Unfortunately, Shortell is no Bertrand Russell, whose Why I Am Not a Christian did so much to enliven my teenage years. For one thing, Russell was an energetic antireligious propagandist, while Shortell's low opinion of God and his fans is confined to a brief essay, "Religion and Morality: A Contradiction Explained," posted at www.anti-naturals.org, an obscure website with a vaguely Situationist flavor. For another, Russell was a terrific writer, while Shortell's essay is self-satisfied adolescent twaddle. Believers are "moral retards," "an ugly, violent lot": "In the heart of every Christian is a tiny voice preaching self-righteousness, paranoia and hatred. Christians claim that theirs is a faith based on love, but they'll just as soon kill you." Moral retards? Well, at least he can't be accused of linguistic PC.

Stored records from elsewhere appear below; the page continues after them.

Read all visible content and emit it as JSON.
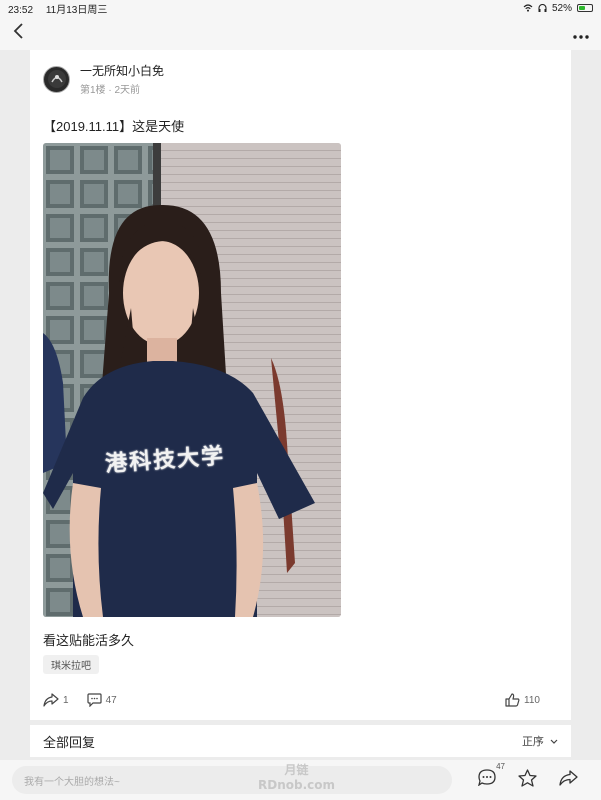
{
  "status_bar": {
    "time": "23:52",
    "date": "11月13日周三",
    "battery": "52%",
    "battery_level": 0.52
  },
  "post": {
    "author_name": "一无所知小白免",
    "floor": "第1楼",
    "time_ago": "2天前",
    "title": "【2019.11.11】这是天使",
    "shirt_text": "港科技大学",
    "body": "看这贴能活多久",
    "forum_tag": "琪米拉吧",
    "share_count": "1",
    "comment_count": "47",
    "like_count": "110"
  },
  "replies": {
    "title": "全部回复",
    "sort_label": "正序"
  },
  "bottom_bar": {
    "input_placeholder": "我有一个大胆的想法~",
    "comment_badge": "47"
  },
  "watermark": {
    "line1": "月链",
    "line2": "RDnob.com"
  },
  "colors": {
    "page_bg": "#ececec",
    "card_bg": "#ffffff",
    "battery_green": "#2eb82e",
    "shirt_navy": "#1f2b4a"
  }
}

Shortell's fighting words may have been intended, as he told me, as a "manifesto" aimed at a few avant-garde artists, but they gave the right plenty to work with in attacking his election to the chair. After reports of his election appeared in the Sun and Daily News, Brooklyn College president Christoph Kimmich wrote a letter to the News saying he found the essay "offensive" and had "convened a committee of three high-ranking Brooklyn College officials and asked them to investigate the situation." The handwriting must have been on the wall, because even as I was writing this column, Shortell withdrew his name from consideration. Whatever one thinks of the sentiments or the prose style of his essay, this is not a happy turn of events. A college president should champion academic freedom and professional standards, not side with those who assault them on the basis of someone's nonprofessional writing. Academic procedures exist for a reason. Do we really want the tabs micromanaging departmental decisions?